PROCUREMENT LOBBYING LAW
FREQUENTLY ASKED QUESTIONS (FAQs)
Replaces previously released version in its entirety
4.19. How do the State Finance Law provisions apply to Revenue Contracts? (Last Updated: 6/14/2010)
In general, the State Finance Law provisions only apply to certain kinds of revenue contracts engaged in by certain Governmental Entities. State Finance Law §§139-j(1)(i) and 139-k(1)(i) set forth two requirements for a revenue contract to be governed by these provisions. The first part addresses which Governmental Entities’ revenue contracts are subject to these requirements. It provides that only the revenue contracts of the following Governmental Entities are subject:
- state agencies [State Finance Law §139-j(1)(a)(1)];
- public authorities, public benefit corporation or commission created by or existing pursuant to the Public Authorities Law [State Finance Law §139-j(1)(a)(4)];
- public authorities or public benefit corporations with at least one gubernatorial appointee or who serves by virtue of office [State Finance Law §139-j(1)(a)(5)];
- the industrial development authorities and local public benefit corporations covered by this law [State Finance Law §139-j(1)(a)(6)]; and
- subsidiaries and affiliates of such a public authority [State Finance Law §139-j(1)(a)(7)].
Thus, revenue contracts entered into by either house of the Legislature or the Unified Court System are not covered by these new requirements.
Second, it provides that the provisions are only applicable to those revenue contracts where the covered Governmental Entity gives or grants a concession or franchise. Thus, in order to trigger the requirements, the written agreement must give or grant a concession or franchise.
Definitions of “franchise” may vary. General Business Law Section §681 (3) defines the term “franchise” as a contract or agreement, either expressed or implied, whether oral or written, between two or more persons by which: (a) a franchisee is granted the right to engage in the business of offering, selling, or distributing goods or services under a marketing plan or system prescribed in substantial part by a franchisor, and the franchisee is required to pay, directly or indirectly, a franchise fee; or (b) a franchisee is granted the right to engage in the business of offering, selling or distributing goods or services substantially associated with the franchisor's trademark, service mark, trade name, logotype, advertising or other commercial symbol designating the franchisor or its affiliate, and the franchisee is required to pay, directly or indirectly, a franchise fee. Applying this definition in the context of the State Finance Law, a franchise involves a Governmental Entity conferring the right to engage in a specific business of the State of New York or to exercise State powers under a contract or agreement with a Governmental Entity where the recipient is required to pay a fee to engage in such activity.

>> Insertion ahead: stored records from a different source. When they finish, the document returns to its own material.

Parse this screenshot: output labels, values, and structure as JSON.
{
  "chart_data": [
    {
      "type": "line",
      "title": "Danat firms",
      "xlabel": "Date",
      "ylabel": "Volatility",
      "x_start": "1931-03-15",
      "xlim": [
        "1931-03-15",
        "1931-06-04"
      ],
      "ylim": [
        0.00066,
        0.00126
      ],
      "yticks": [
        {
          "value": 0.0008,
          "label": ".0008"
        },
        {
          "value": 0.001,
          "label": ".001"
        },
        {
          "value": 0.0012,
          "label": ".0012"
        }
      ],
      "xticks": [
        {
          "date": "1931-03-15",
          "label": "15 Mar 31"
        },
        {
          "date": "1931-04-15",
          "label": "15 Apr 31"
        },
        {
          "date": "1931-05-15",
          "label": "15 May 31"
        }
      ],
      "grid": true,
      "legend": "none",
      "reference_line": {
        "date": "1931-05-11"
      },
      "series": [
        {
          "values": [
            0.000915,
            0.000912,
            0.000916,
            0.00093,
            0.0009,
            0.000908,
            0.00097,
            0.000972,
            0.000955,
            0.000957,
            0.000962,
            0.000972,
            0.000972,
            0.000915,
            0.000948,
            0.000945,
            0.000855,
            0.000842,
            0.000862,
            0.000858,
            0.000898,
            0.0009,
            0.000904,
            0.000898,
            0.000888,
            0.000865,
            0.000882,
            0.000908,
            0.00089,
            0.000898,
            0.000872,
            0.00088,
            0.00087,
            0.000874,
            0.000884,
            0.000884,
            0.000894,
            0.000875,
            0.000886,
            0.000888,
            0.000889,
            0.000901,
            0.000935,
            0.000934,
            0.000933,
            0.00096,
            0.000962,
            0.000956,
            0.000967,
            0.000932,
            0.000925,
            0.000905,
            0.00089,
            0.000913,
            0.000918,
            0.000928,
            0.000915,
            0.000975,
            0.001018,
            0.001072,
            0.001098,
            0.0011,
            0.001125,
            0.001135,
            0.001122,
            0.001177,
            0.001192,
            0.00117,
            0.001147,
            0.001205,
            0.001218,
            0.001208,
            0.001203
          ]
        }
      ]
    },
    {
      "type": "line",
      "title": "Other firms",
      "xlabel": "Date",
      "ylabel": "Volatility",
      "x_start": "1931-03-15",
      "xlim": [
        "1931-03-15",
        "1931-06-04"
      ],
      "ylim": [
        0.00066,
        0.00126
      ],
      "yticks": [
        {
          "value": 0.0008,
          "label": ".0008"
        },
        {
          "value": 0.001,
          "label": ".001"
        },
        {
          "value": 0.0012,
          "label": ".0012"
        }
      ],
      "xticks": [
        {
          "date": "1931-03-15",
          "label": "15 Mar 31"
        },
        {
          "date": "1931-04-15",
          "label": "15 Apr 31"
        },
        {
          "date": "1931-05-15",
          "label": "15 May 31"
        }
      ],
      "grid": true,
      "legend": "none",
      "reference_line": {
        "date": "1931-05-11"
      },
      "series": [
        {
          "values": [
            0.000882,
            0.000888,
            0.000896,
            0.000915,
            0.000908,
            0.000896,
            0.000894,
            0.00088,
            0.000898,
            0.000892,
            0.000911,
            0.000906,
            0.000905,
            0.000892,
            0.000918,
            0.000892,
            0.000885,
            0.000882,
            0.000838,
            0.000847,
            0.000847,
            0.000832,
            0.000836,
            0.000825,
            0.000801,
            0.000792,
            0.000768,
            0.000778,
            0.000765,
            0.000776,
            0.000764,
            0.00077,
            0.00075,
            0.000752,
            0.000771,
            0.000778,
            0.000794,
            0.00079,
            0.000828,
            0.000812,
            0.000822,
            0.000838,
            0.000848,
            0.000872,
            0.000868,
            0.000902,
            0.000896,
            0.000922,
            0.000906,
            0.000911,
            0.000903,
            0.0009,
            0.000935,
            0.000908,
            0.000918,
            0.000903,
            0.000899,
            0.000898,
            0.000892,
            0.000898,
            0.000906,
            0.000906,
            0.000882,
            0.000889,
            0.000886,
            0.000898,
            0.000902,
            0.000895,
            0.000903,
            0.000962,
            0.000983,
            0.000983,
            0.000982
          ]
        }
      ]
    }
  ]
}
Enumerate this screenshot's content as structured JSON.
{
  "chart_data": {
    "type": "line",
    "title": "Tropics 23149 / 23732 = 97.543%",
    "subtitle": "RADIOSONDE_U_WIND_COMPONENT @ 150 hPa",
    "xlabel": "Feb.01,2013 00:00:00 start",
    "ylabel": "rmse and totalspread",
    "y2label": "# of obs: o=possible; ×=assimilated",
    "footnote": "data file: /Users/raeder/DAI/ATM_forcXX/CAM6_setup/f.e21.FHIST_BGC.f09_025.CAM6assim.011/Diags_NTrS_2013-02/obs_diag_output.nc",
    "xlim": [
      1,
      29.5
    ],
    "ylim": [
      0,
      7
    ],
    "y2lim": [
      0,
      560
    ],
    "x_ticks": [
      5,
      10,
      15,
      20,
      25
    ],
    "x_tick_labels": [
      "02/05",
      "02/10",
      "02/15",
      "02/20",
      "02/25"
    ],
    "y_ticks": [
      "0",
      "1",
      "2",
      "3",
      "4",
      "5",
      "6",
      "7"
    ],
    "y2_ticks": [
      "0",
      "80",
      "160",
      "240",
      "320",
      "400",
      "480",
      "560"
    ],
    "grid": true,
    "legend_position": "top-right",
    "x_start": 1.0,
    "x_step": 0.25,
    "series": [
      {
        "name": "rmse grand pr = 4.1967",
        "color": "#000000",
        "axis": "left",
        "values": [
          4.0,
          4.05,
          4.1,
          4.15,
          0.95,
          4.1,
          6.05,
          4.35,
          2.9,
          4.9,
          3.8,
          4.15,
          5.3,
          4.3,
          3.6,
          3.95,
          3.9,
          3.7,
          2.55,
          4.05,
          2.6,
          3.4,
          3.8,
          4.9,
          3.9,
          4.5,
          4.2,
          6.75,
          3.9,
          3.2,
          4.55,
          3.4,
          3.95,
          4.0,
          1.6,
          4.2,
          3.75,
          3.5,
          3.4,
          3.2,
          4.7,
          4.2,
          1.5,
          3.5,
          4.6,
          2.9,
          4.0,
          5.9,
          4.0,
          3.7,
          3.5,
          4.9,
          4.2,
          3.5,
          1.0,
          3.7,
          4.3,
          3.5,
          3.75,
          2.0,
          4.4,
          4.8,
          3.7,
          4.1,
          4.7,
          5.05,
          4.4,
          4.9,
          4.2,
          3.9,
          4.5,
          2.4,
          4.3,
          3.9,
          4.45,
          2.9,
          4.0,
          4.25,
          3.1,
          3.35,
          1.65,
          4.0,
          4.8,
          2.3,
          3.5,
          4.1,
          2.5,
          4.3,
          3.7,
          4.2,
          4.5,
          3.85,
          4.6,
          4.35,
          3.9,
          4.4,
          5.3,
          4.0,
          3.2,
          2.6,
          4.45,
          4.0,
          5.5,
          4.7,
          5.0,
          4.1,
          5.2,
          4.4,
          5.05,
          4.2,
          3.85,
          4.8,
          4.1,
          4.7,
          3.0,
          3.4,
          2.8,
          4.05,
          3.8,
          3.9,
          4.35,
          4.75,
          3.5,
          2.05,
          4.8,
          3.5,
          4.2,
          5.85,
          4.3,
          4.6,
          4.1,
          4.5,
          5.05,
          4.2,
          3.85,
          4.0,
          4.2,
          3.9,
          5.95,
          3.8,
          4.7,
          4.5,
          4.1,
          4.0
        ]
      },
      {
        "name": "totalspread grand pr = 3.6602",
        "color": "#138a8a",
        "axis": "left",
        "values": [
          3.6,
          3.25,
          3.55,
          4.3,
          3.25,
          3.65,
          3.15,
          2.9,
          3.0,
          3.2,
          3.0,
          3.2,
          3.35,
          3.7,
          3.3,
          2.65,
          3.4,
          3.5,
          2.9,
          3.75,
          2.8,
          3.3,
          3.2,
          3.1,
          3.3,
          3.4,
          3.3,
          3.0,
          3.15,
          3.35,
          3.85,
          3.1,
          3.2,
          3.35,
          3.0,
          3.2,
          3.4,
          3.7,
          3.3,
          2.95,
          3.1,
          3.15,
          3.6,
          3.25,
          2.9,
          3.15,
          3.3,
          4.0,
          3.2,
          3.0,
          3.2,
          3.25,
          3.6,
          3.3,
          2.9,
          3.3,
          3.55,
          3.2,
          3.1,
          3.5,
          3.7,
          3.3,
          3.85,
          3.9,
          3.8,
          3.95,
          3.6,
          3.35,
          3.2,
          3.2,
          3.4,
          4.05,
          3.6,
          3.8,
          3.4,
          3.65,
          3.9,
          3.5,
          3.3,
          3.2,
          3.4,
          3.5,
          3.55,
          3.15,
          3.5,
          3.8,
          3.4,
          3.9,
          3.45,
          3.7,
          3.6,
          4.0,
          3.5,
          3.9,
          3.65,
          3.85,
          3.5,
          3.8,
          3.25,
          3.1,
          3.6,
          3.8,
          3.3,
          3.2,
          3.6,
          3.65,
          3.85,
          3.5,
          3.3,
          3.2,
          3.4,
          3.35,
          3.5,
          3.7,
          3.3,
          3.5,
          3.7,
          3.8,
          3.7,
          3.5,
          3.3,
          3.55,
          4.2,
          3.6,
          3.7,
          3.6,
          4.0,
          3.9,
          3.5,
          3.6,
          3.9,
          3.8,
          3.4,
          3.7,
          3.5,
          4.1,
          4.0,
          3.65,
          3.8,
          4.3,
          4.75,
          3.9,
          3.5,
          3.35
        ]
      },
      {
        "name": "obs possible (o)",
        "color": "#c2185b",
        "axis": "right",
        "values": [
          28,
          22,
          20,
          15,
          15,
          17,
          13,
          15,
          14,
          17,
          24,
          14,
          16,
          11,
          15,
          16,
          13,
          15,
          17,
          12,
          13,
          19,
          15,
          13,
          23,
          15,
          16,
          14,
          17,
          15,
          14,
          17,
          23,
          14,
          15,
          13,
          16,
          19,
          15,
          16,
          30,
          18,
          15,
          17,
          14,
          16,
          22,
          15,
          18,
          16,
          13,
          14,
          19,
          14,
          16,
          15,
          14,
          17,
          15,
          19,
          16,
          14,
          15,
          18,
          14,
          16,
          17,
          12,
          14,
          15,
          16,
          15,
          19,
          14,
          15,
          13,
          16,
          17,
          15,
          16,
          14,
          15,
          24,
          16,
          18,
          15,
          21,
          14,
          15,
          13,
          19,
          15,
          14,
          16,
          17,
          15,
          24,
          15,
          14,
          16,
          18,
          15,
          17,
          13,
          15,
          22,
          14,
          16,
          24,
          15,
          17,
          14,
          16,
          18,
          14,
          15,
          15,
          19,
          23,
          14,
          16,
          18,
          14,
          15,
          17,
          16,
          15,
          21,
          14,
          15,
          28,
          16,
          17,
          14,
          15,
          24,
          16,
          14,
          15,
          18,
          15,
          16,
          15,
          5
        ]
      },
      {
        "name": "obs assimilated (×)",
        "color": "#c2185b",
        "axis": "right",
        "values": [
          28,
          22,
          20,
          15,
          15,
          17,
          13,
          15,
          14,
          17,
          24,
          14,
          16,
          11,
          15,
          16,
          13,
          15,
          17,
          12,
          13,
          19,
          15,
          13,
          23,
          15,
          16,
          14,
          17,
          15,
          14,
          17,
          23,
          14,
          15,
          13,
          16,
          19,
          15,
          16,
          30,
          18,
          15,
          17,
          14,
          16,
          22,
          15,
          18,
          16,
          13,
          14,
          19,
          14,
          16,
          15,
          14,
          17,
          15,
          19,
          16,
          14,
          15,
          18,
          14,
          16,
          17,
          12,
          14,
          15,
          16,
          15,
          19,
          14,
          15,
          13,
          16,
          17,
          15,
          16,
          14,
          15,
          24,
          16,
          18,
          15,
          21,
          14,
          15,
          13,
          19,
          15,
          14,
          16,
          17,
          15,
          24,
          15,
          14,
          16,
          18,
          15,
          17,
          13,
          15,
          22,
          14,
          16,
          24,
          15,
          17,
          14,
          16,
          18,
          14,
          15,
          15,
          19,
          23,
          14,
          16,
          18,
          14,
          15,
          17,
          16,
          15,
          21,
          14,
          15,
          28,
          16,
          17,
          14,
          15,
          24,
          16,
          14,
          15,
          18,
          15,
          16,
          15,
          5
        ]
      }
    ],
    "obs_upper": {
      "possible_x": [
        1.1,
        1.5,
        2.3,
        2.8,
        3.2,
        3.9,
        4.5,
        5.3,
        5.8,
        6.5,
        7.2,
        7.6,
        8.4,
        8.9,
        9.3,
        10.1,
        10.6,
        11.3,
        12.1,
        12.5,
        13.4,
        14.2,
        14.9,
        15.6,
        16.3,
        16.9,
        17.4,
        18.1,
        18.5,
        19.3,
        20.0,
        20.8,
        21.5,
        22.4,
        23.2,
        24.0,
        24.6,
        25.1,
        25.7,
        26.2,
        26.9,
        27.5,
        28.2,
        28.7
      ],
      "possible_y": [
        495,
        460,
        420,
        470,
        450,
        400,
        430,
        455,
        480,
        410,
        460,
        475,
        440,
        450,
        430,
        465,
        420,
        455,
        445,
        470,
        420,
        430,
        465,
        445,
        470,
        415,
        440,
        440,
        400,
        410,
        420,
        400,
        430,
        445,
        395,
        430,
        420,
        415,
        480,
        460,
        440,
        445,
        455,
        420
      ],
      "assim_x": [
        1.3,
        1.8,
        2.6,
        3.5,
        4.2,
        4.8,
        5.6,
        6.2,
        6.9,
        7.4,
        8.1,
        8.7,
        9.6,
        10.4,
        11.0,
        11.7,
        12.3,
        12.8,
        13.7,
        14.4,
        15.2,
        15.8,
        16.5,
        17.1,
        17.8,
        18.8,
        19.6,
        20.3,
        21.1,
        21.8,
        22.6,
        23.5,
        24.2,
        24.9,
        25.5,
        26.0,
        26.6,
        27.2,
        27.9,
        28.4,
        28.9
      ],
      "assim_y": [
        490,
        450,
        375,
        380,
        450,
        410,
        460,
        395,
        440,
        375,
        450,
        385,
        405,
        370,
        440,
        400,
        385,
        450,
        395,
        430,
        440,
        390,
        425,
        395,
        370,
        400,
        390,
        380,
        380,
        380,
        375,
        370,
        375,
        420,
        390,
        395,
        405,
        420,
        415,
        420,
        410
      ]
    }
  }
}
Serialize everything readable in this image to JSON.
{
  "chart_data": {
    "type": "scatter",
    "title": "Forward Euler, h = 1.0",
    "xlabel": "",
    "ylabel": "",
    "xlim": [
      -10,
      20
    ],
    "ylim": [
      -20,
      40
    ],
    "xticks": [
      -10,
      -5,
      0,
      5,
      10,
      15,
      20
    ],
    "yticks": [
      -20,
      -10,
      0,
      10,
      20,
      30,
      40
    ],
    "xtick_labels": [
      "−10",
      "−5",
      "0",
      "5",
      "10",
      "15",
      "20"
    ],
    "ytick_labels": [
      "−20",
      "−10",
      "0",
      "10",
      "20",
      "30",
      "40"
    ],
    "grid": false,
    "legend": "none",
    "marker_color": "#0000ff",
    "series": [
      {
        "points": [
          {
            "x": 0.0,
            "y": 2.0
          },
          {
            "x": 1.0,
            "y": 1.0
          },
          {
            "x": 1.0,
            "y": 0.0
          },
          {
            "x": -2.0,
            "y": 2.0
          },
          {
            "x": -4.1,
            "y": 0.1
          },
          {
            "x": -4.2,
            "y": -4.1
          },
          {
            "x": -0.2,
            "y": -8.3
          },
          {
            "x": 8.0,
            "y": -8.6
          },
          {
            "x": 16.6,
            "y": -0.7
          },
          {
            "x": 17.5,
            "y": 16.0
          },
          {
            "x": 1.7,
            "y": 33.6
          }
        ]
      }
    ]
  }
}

While the definition of “concession” also varies, it is generally defined as a government grant for a specific privilege. A concession is usually given in the context of the private operation of any business within a public park that generates revenue. In this context, the important aspects of a concession appear to be a service which might properly be operated in a park, terminable at will by the Governmental Entity and granted for a reasonable fee. According to a 1988 opinion by the Office of the State Comptroller, whether an agreement grants a concession “is a question of fact which must be resolved by examining the elements of the agreement.” Op. State Compt. 88-60. Therefore, a covered Governmental Entity should make a fact-specific determination whether the terms of a revenue contract involve the giving or granting of a concession.
Additionally, a covered Governmental Entity must keep in mind that in accordance with statute, revenue contracts with an estimated annualized expenditure under $15,000 would not trigger the requirements.